WHF Profile: Clay Fuller (2018-19)

Can you tell us about yourself and your work before the White House Fellowship?

I’m a Christian, husband, and father.  Prior to becoming a Fellow, I worked as a career prosecutor, first as a Judge Advocate in the United States Air Force, and then as an Assistant District Attorney in the Lookout Mountain Judicial Circuit in Northwest Georgia.

How did you hear about the White House Fellows Program and what made you decide to apply?

As a graduate student at Cornell University in the early 2000s, I saw an interview with Secretary of State Colin Powell who spoke about his experience in the program.  From that day, I dreamed of applying to become a White House Fellow.

What goals were you hoping to achieve through the Fellows program?

My goal was to have a deep and abiding understanding of executive leadership at the highest level and to better understand the American policy-making process.

Where were you placed and what was the focus of your work?

I worked for both the Office of the Vice President and the Department of Defense.  My main placement ended up being a DoD office called Special Operations and Low-Intensity Conflict or SOLIC, which has a fascinating worldwide portfolio.

What was your fellowship class like?

I thought I was too old to make new best friends.  Yeah, well, I was wrong about that.  My wife and I made life-long friends who continue to provide support, guidance, and friendship even though our Fellowship year ended in 2019.

What did you do immediately after the Fellowship?

I returned home to Northwest Georgia and went back to prosecuting cases.  I ran for Congress in Georgia’s 14th District, but that’s a whole other story for another time!

How did the trajectory of your life and work change after the White House Fellowship?

The White House Fellowship experience was the equivalent of rocket fuel for me.  My classmates and the Fellows experience made me truly believe in myself and have confidence in my ability to positively impact my community for the better.
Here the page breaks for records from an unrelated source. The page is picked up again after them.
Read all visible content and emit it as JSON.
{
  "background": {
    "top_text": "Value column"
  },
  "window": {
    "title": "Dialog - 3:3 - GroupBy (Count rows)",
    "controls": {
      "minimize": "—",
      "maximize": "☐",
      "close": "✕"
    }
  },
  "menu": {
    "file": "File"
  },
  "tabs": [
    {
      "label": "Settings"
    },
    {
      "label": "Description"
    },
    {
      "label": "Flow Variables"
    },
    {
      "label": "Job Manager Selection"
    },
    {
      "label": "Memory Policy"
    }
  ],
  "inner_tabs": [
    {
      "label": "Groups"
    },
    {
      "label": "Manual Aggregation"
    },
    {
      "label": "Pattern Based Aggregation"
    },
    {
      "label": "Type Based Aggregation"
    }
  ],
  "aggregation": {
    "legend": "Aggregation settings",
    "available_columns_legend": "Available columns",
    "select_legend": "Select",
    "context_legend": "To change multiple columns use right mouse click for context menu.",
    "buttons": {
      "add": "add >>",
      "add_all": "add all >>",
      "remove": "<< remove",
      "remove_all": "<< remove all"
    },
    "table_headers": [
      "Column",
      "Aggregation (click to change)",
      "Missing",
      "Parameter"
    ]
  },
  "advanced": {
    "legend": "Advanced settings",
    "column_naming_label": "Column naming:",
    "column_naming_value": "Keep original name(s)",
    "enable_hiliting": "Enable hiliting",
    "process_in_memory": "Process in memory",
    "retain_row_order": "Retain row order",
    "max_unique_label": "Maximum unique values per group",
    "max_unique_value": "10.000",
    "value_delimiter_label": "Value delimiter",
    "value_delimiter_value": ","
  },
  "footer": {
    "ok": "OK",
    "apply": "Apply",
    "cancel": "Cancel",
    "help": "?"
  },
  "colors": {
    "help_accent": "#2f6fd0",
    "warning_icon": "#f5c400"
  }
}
What are you most proud of achieving since the fellowship?

In March of 2023 I was appointed by Governor Brian Kemp as District Attorney for the Lookout Mountain Judicial Circuit.

Can you tell us about peers and mentors who helped you on this path?

My Fellows class and a mentor from my placement have had huge impact on my perception of me as a community leader and willingness to seek leadership opportunities in my community.  I constantly get vector checks from them, and one of my classmates traveled to Northwest Georgia to assist me with a climate survey of my team.  I cannot express how uplifting it is to have smart and incredibly talented kindred spirits who have your back and will tell you the truth.  The Fellowship gave me a family that I can rely on to get me through some of my toughest life decisions.

What are you working on now?

Trying to offer my community, the State of Georgia, and the country a prosecutorial example of seeking justice with honor and integrity.  It is fun each and every day to work on making my community safer by warehousing bad people.

Are there any books you’d recommend for those interested in doing similar work?

I’m always trying to raise awareness on my fight as a rural elected district attorney.  I would recommend, Demon Copperhead by Barbara Kingsolver, Dreamland by Sam Quinones, and The Evil That Men Do by Stephen G. Michaud.

It sounds like all of those experiences gave you a set of new skills that you might not have had in your previous role. How did you translate those skills into your career and work now?

I can’t state enough that the Fellowship experience was rocket fuel.  I found success at the highest levels and amongst some of the most talented and hard-charging national security professionals I have ever been around.  When you find success and earn the respect of special operators, it gives you the confidence to succeed in any environment.

Without the Fellowship experience, it would be safe to bet I wouldn’t have that perspective of myself.

Could you reflect on a learning experience during your Fellowship experience?

A senior person at the White House who had served under a number of administrations gave me this advice for surviving the West Wing.  Be bold, but always have a backup career plan.

This was my takeaway from the conversation.  You are at the White House because you probably believe in something.  Try to advance that in a bold, yet respectful way.  And if you get fired, well, have a plan for that.  You aren’t in the West Wing to hit singles or bunt.  Swing for the fences, and if you strike out, well I hope it was a strike out while swinging hard.

Have you and your classmates remained close since your Fellowship year?

We have.  Life and careers will always get in the way, but I’ve been amazed at how any time I have a conversation with one of my classmates or we meet up—we pick up right where we left off.  Those conversations reinvigorate me and inspire me to keep grinding.

What advice would you give to prospective applicants? 

Believe in yourself and always remember you have a story to tell that makes you Fellowship material.  Always remember they are selecting a class, not individuals.